Bienvenue dans le forum de Lerth
Les Sillons du S'sarkh

Les égarements du coeur et de l'esprit

Ou peu s'en faut.
Page [1]
Détails
Sujet lancé par Agliacci
Le 17-06-1511 à 23h49
1 message posté
Dernier message
Posté par Agliacci,
Le 17-06-1511 à 23h49
Voir
 
Agliacci

Le Vayang 17 Jayar 1511 à 23h49

 
Ce serait difficile à dire : pourquoi elle aime cette ville au premier coup d’oeil.

Une insolation, peut-être, à force d’être grimpée si souvent au mât du navire volant – aux grands cris de tous ? Ou bien, la faim et la soif, du genre tenace, qui cisaille cruellement son ventre et lui font ces épaules si raides ? Peut-être un élan naturel du cœur, quelque part entre l’estomac et le crâne en surchauffe, quelque chose comme un battement manqué, la marche que l’on oublie, la branche sur laquelle on trébuche.
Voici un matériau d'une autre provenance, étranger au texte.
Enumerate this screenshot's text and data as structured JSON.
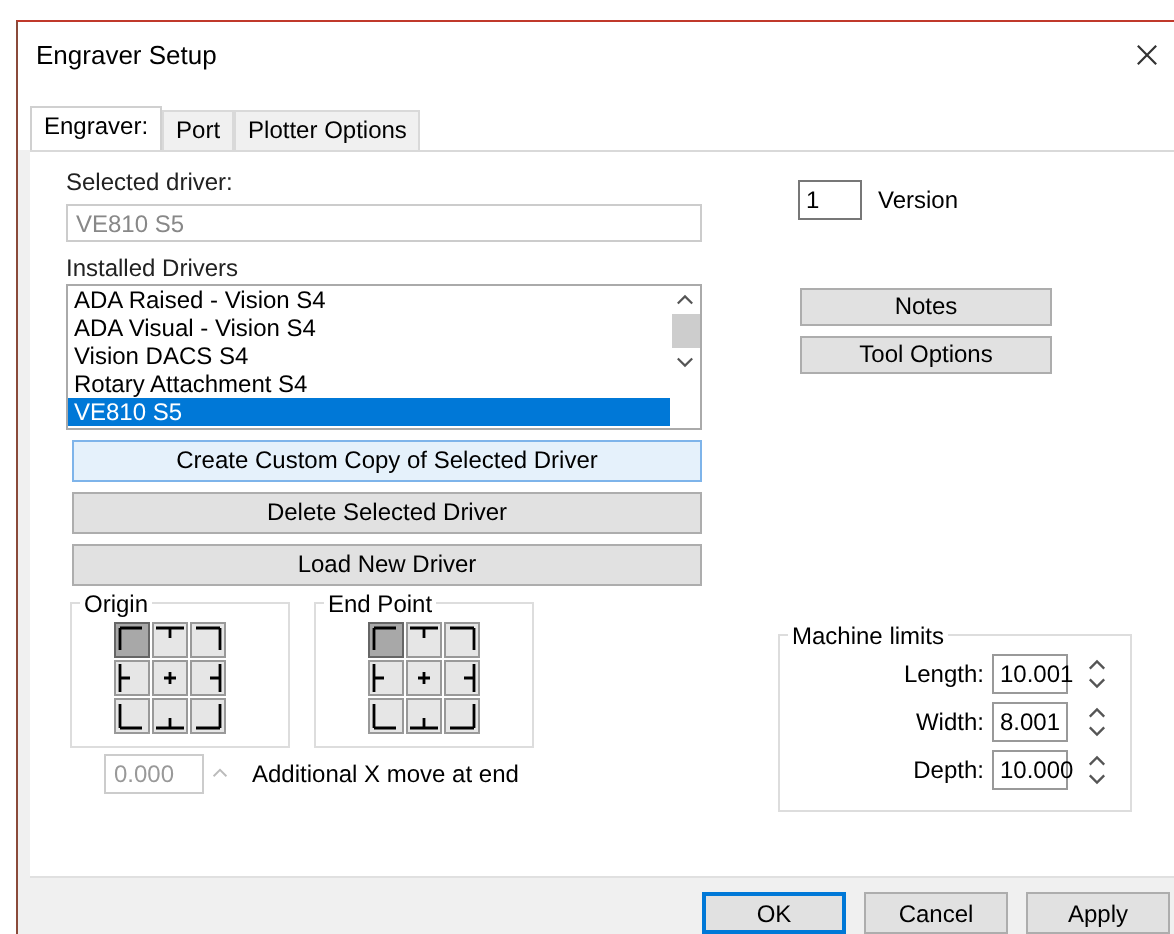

Ce serait difficile à dire, songe-t-elle, doucement, au ralenti, enveloppée dans une veste qui il y a quelques jours encore appartenait probablement à un Nemen (même encore actuellement, les faits restent obscurs. L’on sait juste que l’obtention de cet exotique et rêche textile a impliqué beaucoup de cris, de corde, de poursuites trépidantes, de pince à linge et, pour une raison indéterminée, de sous-vêtements. Le tout pourrait faire une sacrée bonne histoire, oui, vraiment, très intéressante, mais ne sera pas rapportée ici et probablement nulle part ailleurs.) Ce n’est pourtant pas les mots qui devraient lui manquer, mais là…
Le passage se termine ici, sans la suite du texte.